Review: THE EXILED QUEEN by Cinda Williams Chima


Cinda Williams Chima

SeriesSeven Realms #2
Genre: Young Adult, Fantasy
Publisher: Hyperion Books
Pages: 586
Release date: September 24th 2010

Haunted by the loss of his mother and sister, Han Alister journeys south to begin his schooling at Mystwerk House in Oden’s Ford. But leaving the Fells doesn’t mean that danger isn’t far behind. Han is hunted every step of the way by the Bayars, a powerful wizarding family set on reclaiming the amulet Han stole from them. And Mystwerk House has dangers of its own. There, Han meets Crow, a mysterious wizard who agrees to tutor Han in the darker parts of sorcery—but the bargain they make is one Han may regret.

Meanwhile, Princess Raisa ana’Marianna runs from a forced marriage in the Fells, accompanied by her friend Amon and his triple of cadets. Now, the safest place for Raisa is Wein House, the military academy at Oden’s Ford. If Raisa can pass as a regular student, Wein House will offer both sanctuary and the education Raisa needs to succeed as the next Gray Wolf queen.

Everything changes when Han and Raisa’s paths cross, in this epic tale of uncertain friendships, cut-throat politics, and the irresistible power of attraction.

“I can teach you marvelous things.”

The Exiled Queen is a solid second installment to the Seven Realms series.

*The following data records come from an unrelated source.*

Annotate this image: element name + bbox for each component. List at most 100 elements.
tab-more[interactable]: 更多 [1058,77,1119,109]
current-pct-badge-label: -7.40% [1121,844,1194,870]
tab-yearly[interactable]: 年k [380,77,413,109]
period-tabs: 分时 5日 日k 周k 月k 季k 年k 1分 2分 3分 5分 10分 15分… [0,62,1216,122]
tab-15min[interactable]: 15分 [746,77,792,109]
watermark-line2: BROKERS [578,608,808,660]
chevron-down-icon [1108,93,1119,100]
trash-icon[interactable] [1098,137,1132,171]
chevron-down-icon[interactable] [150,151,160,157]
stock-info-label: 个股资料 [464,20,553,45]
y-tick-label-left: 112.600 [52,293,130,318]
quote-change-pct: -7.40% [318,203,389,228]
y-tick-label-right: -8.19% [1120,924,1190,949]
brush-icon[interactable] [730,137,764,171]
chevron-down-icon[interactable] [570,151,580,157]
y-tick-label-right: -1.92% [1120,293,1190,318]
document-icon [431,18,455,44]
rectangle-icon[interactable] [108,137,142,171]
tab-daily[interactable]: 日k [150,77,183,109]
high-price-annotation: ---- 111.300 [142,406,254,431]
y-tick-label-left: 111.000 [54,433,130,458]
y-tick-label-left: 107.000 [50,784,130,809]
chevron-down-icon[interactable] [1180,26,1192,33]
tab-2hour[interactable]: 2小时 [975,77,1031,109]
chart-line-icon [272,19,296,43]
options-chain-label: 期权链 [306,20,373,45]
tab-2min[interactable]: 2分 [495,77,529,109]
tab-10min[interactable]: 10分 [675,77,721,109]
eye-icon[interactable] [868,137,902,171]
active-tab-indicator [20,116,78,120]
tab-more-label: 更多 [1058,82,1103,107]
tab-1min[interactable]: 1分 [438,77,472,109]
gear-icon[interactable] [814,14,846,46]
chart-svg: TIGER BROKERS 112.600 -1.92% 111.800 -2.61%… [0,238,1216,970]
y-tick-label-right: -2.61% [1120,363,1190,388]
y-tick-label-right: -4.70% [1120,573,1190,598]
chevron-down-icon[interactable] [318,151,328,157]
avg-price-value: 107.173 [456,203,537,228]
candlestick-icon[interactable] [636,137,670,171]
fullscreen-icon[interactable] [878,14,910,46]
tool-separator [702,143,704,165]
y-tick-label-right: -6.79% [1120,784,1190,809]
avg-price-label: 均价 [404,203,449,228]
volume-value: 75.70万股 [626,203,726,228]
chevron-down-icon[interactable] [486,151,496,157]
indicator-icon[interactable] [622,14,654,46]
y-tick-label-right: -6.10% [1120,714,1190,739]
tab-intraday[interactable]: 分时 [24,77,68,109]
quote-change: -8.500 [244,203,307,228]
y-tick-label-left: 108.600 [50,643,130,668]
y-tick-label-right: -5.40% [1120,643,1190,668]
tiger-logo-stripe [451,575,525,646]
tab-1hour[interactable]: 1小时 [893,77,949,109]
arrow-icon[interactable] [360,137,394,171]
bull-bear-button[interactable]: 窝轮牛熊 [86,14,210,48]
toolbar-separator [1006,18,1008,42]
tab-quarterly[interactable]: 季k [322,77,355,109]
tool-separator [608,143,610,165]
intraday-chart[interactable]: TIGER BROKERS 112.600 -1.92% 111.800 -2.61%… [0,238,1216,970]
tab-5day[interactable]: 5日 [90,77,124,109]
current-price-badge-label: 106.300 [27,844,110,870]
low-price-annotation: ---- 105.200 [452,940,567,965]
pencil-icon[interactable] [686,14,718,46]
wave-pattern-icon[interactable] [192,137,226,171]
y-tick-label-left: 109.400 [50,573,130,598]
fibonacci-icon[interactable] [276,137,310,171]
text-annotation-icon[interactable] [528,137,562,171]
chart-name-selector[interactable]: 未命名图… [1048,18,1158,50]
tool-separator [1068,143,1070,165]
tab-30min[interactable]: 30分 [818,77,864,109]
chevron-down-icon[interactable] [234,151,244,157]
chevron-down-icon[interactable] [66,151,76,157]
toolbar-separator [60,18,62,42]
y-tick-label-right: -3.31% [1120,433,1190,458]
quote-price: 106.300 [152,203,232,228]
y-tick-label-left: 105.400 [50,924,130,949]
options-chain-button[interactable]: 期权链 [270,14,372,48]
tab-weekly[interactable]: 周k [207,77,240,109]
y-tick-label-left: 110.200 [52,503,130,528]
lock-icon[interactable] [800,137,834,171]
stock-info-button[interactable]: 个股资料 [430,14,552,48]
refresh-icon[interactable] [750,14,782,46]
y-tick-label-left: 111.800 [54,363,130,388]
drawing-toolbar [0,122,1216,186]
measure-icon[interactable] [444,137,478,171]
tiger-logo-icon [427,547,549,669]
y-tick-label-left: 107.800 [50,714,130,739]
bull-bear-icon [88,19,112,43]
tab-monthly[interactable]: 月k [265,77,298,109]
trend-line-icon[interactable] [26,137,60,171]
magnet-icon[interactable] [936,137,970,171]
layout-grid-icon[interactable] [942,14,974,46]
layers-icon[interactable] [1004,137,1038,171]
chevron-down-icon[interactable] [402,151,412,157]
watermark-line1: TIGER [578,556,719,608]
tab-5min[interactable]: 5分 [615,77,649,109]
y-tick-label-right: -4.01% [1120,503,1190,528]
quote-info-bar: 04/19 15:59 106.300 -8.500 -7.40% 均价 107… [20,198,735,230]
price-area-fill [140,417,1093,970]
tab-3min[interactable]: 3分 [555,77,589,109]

It has all the elements that made the first book, The Demon King, so good: great writing, fantastic world-building, developed characters, twists, and a slow but steady pace. The beginning is a little slower than usual, but once the action picks up, it leaves you on the egde of your seat.

Cinda Williams Chima once again delivers an amazing YA Fantasy book. Still told in dual-POV, the story picks up right where The Demon King left off, with our characters on their way to learn a little more about their abilities and the world they live in. The world-building continues to expand, as we are introduced to different parts of the Seven Realms, which only makes the story richer and more entertaining.

As mentioned above, this book does suffer a little because of its slow pace. Sequels sometimes fall under the curse of being fillers — just a bridge from one book to the other —, and the first half The Exiled Queen does feel a bit like that. It takes a while for the characters to be thrown together again and for the action to start. Not to say things are boring, because they aren’t! The story continues to be engaging and interesting.

With the expanding world-building, get more explanations about how the magic and wizardry works in the Seven Realms. We are also introduced to a whole new set of characters. A few familiar faces from the first installment also come back, this time with a bigger part to play in the story. They are still very fun to read about, and Chima gives each of them an unique voice. And the main characters — Han, Raisa, Amon, Micah, etc — all change and develop as the plot progresses, which is always a good thing.

There’s a little more romance in this installment, and also a little more heartbreak. Because of the slow pace, there is a lot of time for those connections to develop, so they don’t feel rushed or shoehorned in just for the sake of writing some kisses. The focus of the story doesn’t hang on that, so that aspect doesn’t take anything away from the main arc.

Overall, The Exiled Queen is a very good and strong addition to this series. It’s a bit of a whirlwind in the best of ways, with twists that surprise you and revelations that only make this complex plot even better. It’s perfect for Fantasy and Ya fans alike, and I’m sure it’s only going to get better.